The average daily temperature in September is around 15°C (about 59°F). The daytime highs for this time of the year get up to 19°C (around 66°F), still warm for the start of autumn and a great temperature for being outside. Check the current local forecast here.
The official currency in Germany and Berlin is the Euro. Click here for currency conversion.
Credit cards are widely accepted in Berlin, but they are not accepted everywhere. VISA and Mastercard are the most accepted for credit card payments, but American Express Cards are often refused. Carrying some cash is recommended, especially in restaurants and smaller stores. ATMs are the easiest way to withdraw cash from your home account - ensure you inform your bank before travelling abroad, and be aware that you may be charged for cash withdrawals. It is advisable to exchange some cash before travelling to Berlin.
Electricity in Berlin is 230 Volts at 50 Hertz. The standard power sockets in Germany are Type F. If you travel with a device that does not accept 230 Volts at 50 Hertz, you will need to bring a voltage converter with you. You may also need a plug adapter if your appliance's plug has a different shape.
The Berlin Wall Memorial and Documentation Centre
The Gedenkstätte Berliner Mauer (Berlin Wall Memorial) is located between the districts of Wedding and Mitte on Bernauer Straße, consisting of the Memorial to the Victims of the Wall, a Documentation Centre and the Chapel of Reconciliation. The surviving section of the wall and watchtower enable visitors to get a real feel for the reality of the border facilities.
Checkpoint Charlie (or "Checkpoint C") was the name given by the Western Allies to the best-known Berlin Wall crossing point between East and West Berlin during the Cold War. After the dissolution of the Eastern Bloc and the reunification of Germany, the building at Checkpoint Charlie became a tourist attraction, and is now located in the Allied Museum in the Dahlem neighborhood of Berlin.
When the decision was made to move the Federal Government to Berlin, it was time to reawaken the Reichstag building from its long years of slumber on the Mauerstreifen, the military zone between the two sides of the Wall. The building has since been completely modernized, and today's visitors to the Reichstag can look out from the building's glass dome to get a bird's eye view of the hustle and bustle in the city.
The Oberbaumbrücke (Oberbaum Bridge)
While Germany was divided, the Oberbaum bridge was a border crossing for pedestrians. Since the fall of the Berlin Wall, it now connects the two halves of the district of Friedrichshain-Kreuzberg. The bridge, with its great view, is a popular sight for taking pictures.

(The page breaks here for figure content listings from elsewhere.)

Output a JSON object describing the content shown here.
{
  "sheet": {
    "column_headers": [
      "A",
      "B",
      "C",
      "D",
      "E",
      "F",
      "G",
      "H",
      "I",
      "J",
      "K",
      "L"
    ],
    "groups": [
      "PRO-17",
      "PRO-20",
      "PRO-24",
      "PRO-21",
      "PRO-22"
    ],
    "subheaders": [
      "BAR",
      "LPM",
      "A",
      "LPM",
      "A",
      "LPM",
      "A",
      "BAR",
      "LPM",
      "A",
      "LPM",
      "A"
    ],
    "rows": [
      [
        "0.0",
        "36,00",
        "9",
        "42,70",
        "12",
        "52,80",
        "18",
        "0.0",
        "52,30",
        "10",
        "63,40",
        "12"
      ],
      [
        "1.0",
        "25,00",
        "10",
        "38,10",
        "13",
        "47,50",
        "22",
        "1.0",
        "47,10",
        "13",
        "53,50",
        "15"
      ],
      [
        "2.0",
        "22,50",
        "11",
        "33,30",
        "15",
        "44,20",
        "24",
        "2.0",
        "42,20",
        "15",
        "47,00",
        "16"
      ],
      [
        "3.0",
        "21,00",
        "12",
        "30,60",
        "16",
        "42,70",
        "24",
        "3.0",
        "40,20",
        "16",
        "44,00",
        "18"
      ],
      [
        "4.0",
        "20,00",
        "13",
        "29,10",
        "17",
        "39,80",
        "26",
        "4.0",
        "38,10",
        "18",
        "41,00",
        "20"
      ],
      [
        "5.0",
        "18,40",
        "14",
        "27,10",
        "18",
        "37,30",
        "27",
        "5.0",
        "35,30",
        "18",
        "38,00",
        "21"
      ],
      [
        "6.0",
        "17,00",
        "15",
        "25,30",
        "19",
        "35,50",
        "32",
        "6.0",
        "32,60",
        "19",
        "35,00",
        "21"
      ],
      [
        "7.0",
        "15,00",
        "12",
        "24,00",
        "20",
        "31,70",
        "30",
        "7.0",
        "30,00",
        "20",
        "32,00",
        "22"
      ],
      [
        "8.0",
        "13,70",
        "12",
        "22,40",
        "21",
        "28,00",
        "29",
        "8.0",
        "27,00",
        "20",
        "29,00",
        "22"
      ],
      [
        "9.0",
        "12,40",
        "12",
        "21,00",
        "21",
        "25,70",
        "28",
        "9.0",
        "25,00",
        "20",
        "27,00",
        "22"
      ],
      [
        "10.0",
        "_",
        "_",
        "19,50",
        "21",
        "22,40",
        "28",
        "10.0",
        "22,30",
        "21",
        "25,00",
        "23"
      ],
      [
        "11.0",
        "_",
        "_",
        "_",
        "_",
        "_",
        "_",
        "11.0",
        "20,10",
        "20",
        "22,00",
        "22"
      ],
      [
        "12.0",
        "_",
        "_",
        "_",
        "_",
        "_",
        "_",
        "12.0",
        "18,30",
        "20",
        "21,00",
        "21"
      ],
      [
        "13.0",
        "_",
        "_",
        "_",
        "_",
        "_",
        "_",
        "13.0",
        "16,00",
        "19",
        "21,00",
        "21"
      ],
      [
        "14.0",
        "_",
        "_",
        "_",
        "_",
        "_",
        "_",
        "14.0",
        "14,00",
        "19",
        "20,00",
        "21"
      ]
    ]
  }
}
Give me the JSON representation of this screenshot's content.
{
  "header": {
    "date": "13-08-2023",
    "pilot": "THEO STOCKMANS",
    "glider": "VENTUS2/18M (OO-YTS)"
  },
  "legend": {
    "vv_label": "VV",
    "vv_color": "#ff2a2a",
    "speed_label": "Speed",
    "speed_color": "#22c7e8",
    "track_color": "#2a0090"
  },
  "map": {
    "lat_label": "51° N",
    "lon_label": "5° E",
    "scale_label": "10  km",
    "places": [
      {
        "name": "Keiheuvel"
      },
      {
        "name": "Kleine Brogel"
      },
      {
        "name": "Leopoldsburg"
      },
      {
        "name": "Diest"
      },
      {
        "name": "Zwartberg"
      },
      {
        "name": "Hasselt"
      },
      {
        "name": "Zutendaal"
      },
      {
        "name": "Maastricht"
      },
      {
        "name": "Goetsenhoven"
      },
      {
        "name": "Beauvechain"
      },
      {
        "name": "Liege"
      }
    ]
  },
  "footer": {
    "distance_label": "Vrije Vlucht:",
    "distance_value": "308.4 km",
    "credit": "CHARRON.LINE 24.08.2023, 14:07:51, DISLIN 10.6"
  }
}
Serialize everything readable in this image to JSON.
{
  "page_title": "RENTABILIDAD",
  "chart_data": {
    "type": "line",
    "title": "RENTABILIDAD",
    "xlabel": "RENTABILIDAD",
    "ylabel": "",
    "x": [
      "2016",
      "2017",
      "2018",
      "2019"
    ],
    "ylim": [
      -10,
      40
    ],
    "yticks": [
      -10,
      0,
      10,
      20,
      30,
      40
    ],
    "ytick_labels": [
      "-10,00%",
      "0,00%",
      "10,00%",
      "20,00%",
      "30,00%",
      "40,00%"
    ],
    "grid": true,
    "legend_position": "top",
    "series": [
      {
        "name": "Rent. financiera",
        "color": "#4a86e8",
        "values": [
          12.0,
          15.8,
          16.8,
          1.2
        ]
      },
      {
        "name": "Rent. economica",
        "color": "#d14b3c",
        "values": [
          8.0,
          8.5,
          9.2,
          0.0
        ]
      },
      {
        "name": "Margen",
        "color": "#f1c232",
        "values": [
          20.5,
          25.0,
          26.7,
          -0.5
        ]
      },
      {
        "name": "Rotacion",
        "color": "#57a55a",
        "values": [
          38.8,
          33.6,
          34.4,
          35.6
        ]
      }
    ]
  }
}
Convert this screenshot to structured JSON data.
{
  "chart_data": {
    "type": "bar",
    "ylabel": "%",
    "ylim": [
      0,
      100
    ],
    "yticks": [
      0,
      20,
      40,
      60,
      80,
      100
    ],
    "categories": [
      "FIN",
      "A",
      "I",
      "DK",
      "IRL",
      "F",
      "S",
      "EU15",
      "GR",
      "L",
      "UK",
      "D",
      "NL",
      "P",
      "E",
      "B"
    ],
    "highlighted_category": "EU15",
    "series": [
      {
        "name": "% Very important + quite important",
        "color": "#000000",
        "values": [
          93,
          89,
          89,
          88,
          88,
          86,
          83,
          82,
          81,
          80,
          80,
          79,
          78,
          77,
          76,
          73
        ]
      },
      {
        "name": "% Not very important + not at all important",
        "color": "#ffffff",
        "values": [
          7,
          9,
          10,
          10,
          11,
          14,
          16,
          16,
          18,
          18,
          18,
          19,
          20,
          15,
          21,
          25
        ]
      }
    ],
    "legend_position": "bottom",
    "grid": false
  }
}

Without a doubt, the Brandenburg Gate is Berlin's signature attraction. Built in 1791, it is only remaining city gate that was formerly used to represent the separation between East and West Berlin. Since the Berlin Wall came down in 1989, the Brandenburg Gate has now come to symbolize German unity. The decorative Pariser Platz was laid at the foot of the gate and is now home to many of the city's important buildings.
The Gendarmenmarkt is one of the most stunning squares in the city, located close to Friedrichstraße, Berlin's exclusive shopping street in the central Mitte district. Three of the most impressive examples of architecture in the capital city are to be found here: the Concert House designed by Schinkel and the German and French Cathedrals (the Deutscher Dom and the Französischer Dom).
Once the bustling heart of the city before the Second World War, then a no man's land from 1945 until the fall of the wall, the history of Potsdamer Platz has been eventful to say the least. It changed completely after the fall of the wall in 1989 and is now dominated by the presence of the Sony Center, skyscrapers and endless shops. What's more, Potsdamer Platz is the main place to be for stars and celebrities, and not only during film festivals.